I did a search for our son who started asking questions at the age of 8. He also deals with a lot of trauma and his heart is broken over the idea that he was abandoned. I had hopes that finding his birth family would help his broken heart but the BP did not reciprocate any contact. I believe that searching for as much info as possible when you can is important because when the adoptee's are older and start asking questions for themselves, it will help them to know that you have done all that you could to gain some information, even if it was info that led to disappointment, they will know and be reassured that you did all that you could to help them. As adoptive parents, we feel that it is imperative to maintain as much trust as possible with our adopted children. To assume that it is an ego thing, as someone suggested, for the adoptive parent is a strange idea to me. I did this search completely out of the need for my heartbroken son, and I would have personally preferred to leave well enough alone if I could.

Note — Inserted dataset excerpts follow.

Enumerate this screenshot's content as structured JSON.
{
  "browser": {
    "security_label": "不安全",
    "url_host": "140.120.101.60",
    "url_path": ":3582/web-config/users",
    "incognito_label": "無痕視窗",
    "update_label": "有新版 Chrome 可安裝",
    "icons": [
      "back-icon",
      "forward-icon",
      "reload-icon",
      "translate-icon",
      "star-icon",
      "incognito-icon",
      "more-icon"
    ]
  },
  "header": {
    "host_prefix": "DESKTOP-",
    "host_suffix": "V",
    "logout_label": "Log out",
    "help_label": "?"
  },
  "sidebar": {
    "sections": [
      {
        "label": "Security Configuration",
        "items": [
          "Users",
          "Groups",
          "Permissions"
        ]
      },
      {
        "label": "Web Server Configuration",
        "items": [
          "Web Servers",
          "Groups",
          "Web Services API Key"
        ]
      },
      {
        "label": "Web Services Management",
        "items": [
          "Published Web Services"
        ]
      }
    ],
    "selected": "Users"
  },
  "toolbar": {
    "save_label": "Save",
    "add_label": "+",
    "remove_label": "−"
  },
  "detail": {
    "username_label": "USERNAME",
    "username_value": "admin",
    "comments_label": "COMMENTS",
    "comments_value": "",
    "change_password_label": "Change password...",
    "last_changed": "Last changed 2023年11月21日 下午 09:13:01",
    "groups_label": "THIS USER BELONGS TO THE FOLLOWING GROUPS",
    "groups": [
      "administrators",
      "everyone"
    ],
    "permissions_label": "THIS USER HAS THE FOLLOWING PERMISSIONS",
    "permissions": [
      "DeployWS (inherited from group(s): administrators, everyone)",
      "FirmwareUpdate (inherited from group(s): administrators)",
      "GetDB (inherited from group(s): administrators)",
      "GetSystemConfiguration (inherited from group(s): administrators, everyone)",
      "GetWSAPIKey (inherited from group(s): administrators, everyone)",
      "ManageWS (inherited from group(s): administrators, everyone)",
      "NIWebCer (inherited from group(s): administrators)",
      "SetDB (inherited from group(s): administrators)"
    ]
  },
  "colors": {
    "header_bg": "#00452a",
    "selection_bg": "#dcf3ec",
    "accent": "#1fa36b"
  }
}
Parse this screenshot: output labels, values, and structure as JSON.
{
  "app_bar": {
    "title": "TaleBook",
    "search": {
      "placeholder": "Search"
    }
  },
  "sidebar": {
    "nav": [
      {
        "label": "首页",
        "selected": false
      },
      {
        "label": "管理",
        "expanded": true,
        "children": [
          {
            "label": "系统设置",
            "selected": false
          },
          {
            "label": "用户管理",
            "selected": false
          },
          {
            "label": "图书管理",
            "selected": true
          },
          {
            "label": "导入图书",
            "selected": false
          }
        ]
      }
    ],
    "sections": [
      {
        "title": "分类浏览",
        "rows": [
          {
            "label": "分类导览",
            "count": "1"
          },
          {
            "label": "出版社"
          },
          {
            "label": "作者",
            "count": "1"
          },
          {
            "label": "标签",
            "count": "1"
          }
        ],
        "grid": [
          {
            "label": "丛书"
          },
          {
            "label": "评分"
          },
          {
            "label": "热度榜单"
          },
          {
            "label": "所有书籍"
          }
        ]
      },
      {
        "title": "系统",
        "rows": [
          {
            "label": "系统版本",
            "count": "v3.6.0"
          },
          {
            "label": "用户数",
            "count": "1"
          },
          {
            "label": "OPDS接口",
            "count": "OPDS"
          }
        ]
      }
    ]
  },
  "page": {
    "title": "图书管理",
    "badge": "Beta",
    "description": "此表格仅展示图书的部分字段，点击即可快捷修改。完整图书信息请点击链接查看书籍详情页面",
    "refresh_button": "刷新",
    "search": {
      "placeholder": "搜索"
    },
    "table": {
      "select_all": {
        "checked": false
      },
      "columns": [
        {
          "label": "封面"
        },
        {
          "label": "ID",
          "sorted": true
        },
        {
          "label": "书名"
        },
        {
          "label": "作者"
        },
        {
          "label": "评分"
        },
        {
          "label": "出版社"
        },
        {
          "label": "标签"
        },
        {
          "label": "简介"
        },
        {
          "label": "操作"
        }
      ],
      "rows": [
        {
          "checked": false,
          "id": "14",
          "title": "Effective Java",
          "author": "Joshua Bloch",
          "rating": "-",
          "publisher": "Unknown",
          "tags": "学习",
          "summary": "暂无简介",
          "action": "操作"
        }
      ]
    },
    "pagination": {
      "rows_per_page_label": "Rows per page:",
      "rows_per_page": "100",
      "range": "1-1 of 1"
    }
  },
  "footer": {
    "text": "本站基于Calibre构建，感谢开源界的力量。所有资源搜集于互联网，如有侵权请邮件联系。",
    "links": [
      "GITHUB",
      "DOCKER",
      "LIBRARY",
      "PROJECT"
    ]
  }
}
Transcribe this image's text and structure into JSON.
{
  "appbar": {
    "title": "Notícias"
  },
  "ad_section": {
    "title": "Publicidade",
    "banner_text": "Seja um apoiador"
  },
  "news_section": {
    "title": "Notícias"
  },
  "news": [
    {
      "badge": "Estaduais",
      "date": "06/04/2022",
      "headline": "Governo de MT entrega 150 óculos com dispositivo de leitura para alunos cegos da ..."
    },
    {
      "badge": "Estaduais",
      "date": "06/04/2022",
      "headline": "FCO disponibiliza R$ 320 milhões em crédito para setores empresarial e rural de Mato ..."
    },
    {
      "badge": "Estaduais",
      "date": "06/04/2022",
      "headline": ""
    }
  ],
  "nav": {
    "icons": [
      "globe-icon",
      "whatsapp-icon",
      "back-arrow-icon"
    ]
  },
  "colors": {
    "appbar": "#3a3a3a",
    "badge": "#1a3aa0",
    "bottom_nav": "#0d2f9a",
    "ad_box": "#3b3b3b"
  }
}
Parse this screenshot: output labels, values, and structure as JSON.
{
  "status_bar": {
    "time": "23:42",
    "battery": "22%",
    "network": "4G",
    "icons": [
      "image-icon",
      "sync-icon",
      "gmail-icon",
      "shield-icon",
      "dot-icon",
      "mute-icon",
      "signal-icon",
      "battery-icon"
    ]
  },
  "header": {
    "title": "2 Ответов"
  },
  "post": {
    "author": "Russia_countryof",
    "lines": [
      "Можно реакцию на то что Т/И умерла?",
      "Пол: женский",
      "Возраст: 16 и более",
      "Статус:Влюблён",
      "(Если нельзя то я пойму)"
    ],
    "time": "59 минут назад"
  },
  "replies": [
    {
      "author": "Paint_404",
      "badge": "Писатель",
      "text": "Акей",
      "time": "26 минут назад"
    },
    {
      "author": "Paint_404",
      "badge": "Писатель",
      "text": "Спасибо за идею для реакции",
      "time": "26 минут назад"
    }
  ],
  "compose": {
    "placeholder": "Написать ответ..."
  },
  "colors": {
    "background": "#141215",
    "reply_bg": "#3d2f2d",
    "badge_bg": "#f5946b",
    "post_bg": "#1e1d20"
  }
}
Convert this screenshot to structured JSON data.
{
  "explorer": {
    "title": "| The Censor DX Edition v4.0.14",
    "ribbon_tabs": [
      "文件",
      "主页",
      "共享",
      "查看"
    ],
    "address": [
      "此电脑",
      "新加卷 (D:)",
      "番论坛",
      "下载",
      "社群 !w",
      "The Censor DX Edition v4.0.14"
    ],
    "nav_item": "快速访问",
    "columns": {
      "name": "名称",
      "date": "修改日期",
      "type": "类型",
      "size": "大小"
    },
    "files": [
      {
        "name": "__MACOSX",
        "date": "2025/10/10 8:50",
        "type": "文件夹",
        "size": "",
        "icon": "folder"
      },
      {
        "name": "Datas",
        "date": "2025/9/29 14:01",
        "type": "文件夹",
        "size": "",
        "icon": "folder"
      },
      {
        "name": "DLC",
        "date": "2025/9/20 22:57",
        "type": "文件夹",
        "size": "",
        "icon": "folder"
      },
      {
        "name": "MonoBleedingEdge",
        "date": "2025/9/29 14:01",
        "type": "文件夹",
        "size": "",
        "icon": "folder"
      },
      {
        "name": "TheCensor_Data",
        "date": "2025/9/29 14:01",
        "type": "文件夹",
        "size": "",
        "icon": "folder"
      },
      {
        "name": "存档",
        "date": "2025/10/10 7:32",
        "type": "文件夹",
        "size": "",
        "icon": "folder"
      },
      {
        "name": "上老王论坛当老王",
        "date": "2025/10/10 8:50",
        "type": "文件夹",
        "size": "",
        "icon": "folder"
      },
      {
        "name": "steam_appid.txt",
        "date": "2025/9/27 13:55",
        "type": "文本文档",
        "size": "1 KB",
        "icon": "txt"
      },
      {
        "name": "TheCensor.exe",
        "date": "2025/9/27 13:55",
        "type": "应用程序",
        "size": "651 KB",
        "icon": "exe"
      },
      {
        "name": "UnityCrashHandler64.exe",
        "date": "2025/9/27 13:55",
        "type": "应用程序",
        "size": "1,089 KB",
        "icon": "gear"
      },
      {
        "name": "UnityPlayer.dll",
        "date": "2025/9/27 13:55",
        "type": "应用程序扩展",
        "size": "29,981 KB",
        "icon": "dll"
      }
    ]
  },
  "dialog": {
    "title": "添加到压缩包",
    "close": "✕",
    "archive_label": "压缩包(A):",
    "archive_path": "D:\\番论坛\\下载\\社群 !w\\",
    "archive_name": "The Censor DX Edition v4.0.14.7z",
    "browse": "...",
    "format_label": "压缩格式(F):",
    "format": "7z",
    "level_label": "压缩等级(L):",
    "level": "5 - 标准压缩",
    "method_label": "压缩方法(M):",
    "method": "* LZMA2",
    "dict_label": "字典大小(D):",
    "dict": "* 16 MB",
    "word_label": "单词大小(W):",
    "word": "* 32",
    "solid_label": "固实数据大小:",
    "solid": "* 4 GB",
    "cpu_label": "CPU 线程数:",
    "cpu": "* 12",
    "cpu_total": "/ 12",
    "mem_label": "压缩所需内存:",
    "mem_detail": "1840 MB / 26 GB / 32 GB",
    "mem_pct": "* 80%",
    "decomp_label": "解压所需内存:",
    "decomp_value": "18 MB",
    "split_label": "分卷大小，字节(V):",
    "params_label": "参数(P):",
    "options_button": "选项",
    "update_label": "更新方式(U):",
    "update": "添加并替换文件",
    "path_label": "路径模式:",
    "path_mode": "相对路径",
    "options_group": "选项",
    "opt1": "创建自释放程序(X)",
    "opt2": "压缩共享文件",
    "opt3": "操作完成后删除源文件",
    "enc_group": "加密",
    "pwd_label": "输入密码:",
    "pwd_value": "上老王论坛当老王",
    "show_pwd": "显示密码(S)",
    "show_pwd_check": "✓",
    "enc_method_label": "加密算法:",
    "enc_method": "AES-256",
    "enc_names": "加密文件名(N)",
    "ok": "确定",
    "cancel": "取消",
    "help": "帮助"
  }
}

But I felt it was my obligation to help my child.

Connie Copeland said...

Is there a way to find someone in China to post the posters and serve as a translator? I would like to screen the replies by email before travelling.

Spreading Glitter said...

I think that I found my Biological family on facebook. But the only hold back is the fact that I would be contacting them via online. What kind of repercussions could they face legal wise if I reached out. Could the Chinese government arrest them for abandoning a child in 1998? Can the Chinese government read and see all of the messages that are sent?

Research-China.Org said...

Spreading: No worries about repercussions. Not sure the government would be able to monitor FB, since FB is blocked inside China, so a VPN would need to be used. Good luck!!!